I am trying to scrape the comment section content of this link:
https://www.cnnindonesia.com/nasional/20200607164937-20-510762/risma-usul-ke-khofifah-agar-tak-perpanjang-psbb-surabaya
However, it is dynamically loaded with Javascript through an XHR request. I have pinpointed the request with Chrome Dev Tools:
https://newcomment.detik.com/graphql?query={ search(type: "comment",size: 10 ,page:1,sort:"newest", adsLabelKanal: "cnn_nasional", adsEnv: "desktop", query: [{name: "news.artikel", terms: "510762" } , {name: "news.site", terms: "cnn"} ]) { paging sorting counter counterparent profile hits { posisi hasAds results { id author content like prokontra status news create_date pilihanredaksi refer liker { id } reporter { id status_report } child { id child parent author content like prokontra status create_date pilihanredaksi refer liker { id } reporter { id status_report } authorRefer } } } } }
It's bloated sorry, but I have also found out that the key to get the comment section of a specific articles at every request is at this specific query string param:
terms: "510762"
Unfortunately, I have not find a way to scrape the required "terms" parameter from the page so that I can simulate the request for many different pages.

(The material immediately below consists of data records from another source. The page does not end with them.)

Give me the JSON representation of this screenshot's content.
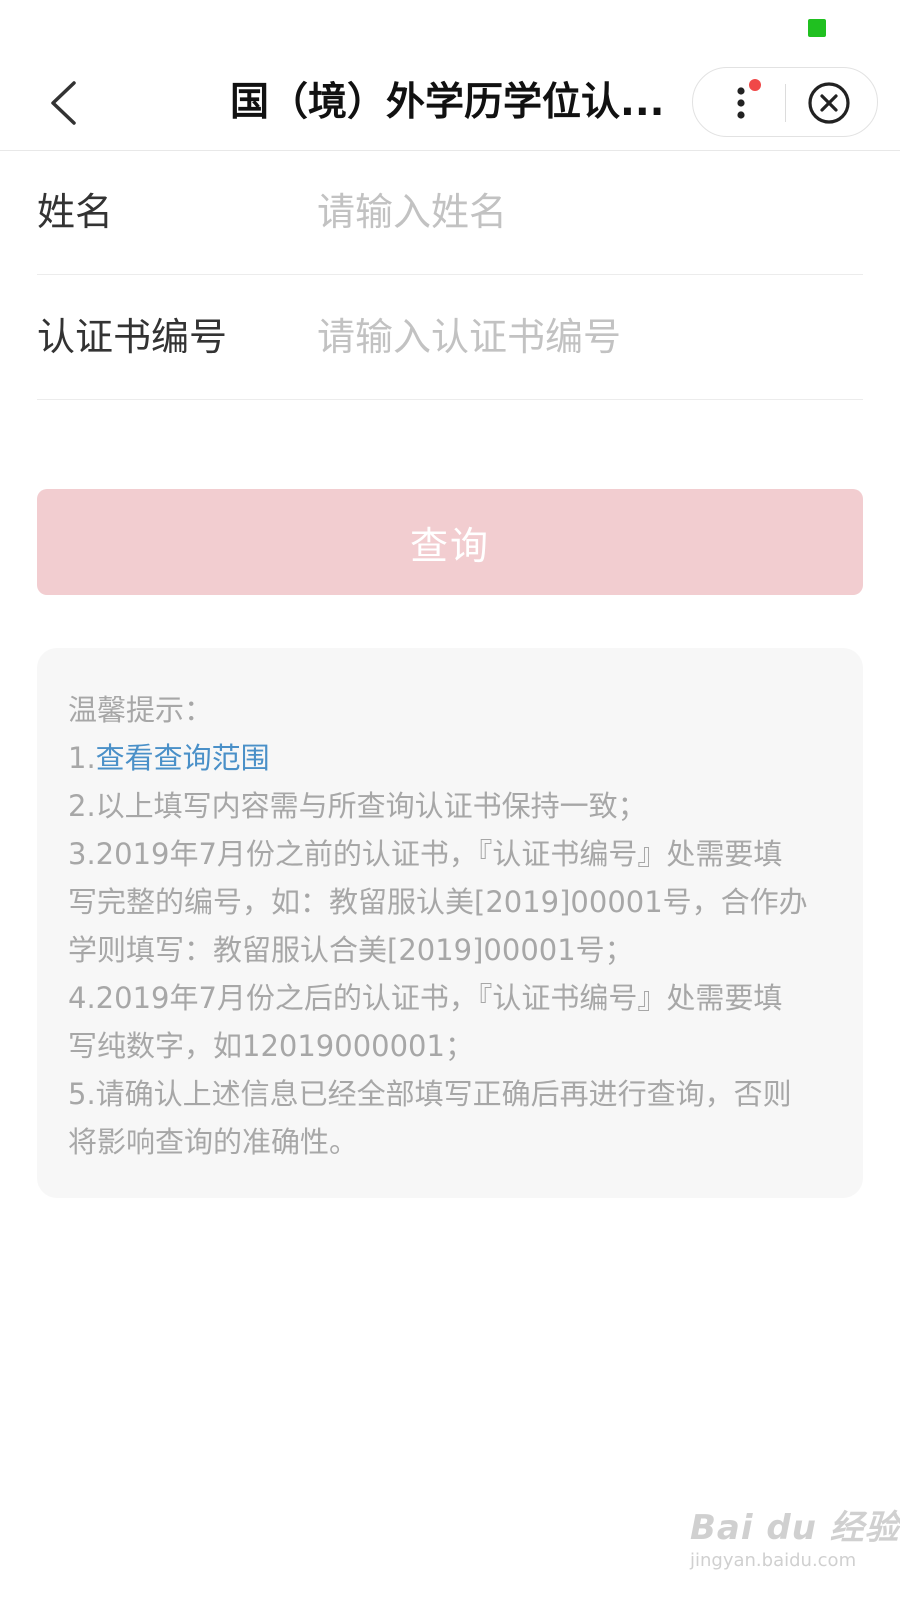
{
  "nav": {
    "title": "国（境）外学历学位认..."
  },
  "form": {
    "name_label": "姓名",
    "name_placeholder": "请输入姓名",
    "cert_label": "认证书编号",
    "cert_placeholder": "请输入认证书编号",
    "query_label": "查询"
  },
  "tips": {
    "heading": "温馨提示：",
    "item1_prefix": "1.",
    "item1_link": "查看查询范围",
    "lines": [
      "2.以上填写内容需与所查询认证书保持一致；",
      "3.2019年7月份之前的认证书，『认证书编号』处需要填",
      "写完整的编号，如：教留服认美[2019]00001号，合作办",
      "学则填写：教留服认合美[2019]00001号；",
      "4.2019年7月份之后的认证书，『认证书编号』处需要填",
      "写纯数字，如12019000001；",
      "5.请确认上述信息已经全部填写正确后再进行查询，否则",
      "将影响查询的准确性。"
    ]
  },
  "watermark": {
    "logo": "Bai du 经验",
    "url": "jingyan.baidu.com"
  },
  "colors": {
    "status_indicator": "#20c020",
    "notification_dot": "#f04848",
    "button_bg": "#f2cdd0",
    "link": "#4a90c8",
    "tips_text": "#a7a7a7"
  },
  "icons": {
    "back": "chevron-left-icon",
    "more": "more-vertical-icon",
    "close": "close-circle-icon"
  }
}
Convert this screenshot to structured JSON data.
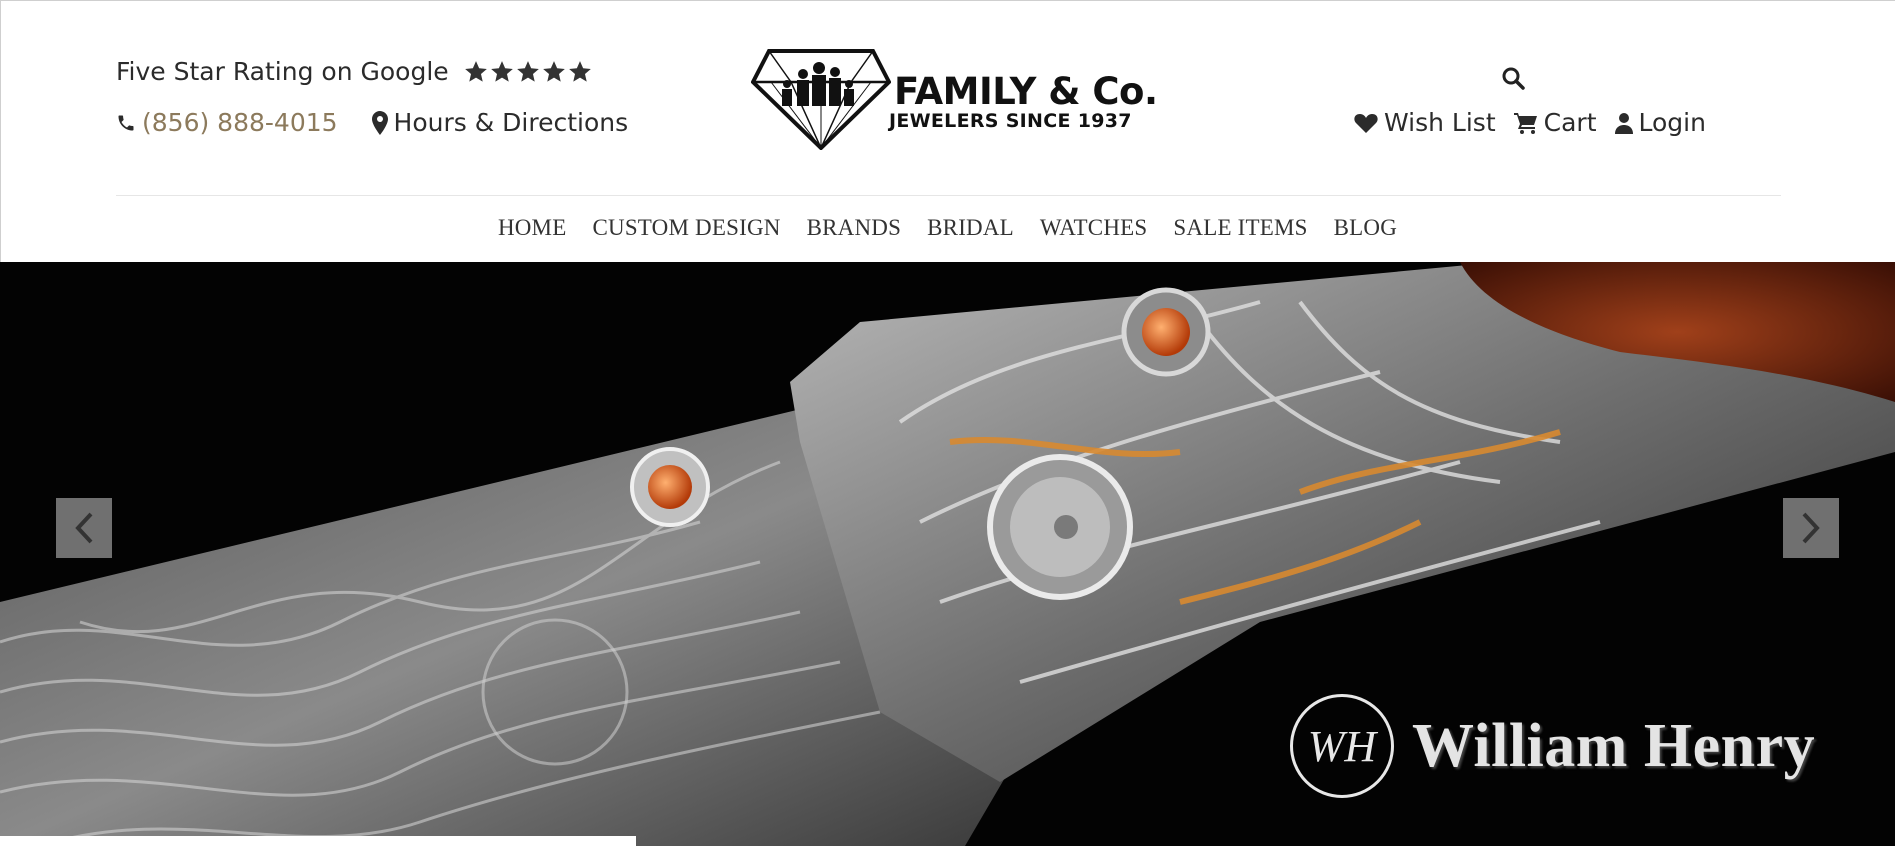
{
  "header": {
    "rating_text": "Five Star Rating on Google",
    "stars": 5,
    "phone": "(856) 888-4015",
    "hours_label": "Hours & Directions",
    "logo": {
      "title": "FAMILY & Co.",
      "subtitle": "JEWELERS SINCE 1937"
    },
    "account": {
      "wishlist": "Wish List",
      "cart": "Cart",
      "login": "Login"
    },
    "colors": {
      "phone": "#8c7a5c",
      "text": "#2b2b2b"
    }
  },
  "nav": {
    "items": [
      "HOME",
      "CUSTOM DESIGN",
      "BRANDS",
      "BRIDAL",
      "WATCHES",
      "SALE ITEMS",
      "BLOG"
    ]
  },
  "hero": {
    "brand_monogram": "WH",
    "brand_name": "William Henry",
    "prev_icon": "chevron-left-icon",
    "next_icon": "chevron-right-icon"
  }
}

That is why I am opting for Scrapyjs & Splash. I have followed the accepted solution at this link: How can Scrapy deal with Javascript
However, the response that I get from scrapy SplashRequest still does not contain javascript loaded content (the comment section)! I have set up settings.py, run splash at docker container as instructed, and modified my scrapy spider to yield this way:
yield scrapy.Request(url, self.parse, meta={
'splash': {
'endpoint': 'render.html',
'args': {'wait': 0.5}
}
})
Is there some step that I'm missing or should I just give up and use Selenium for this? Thank you in advance.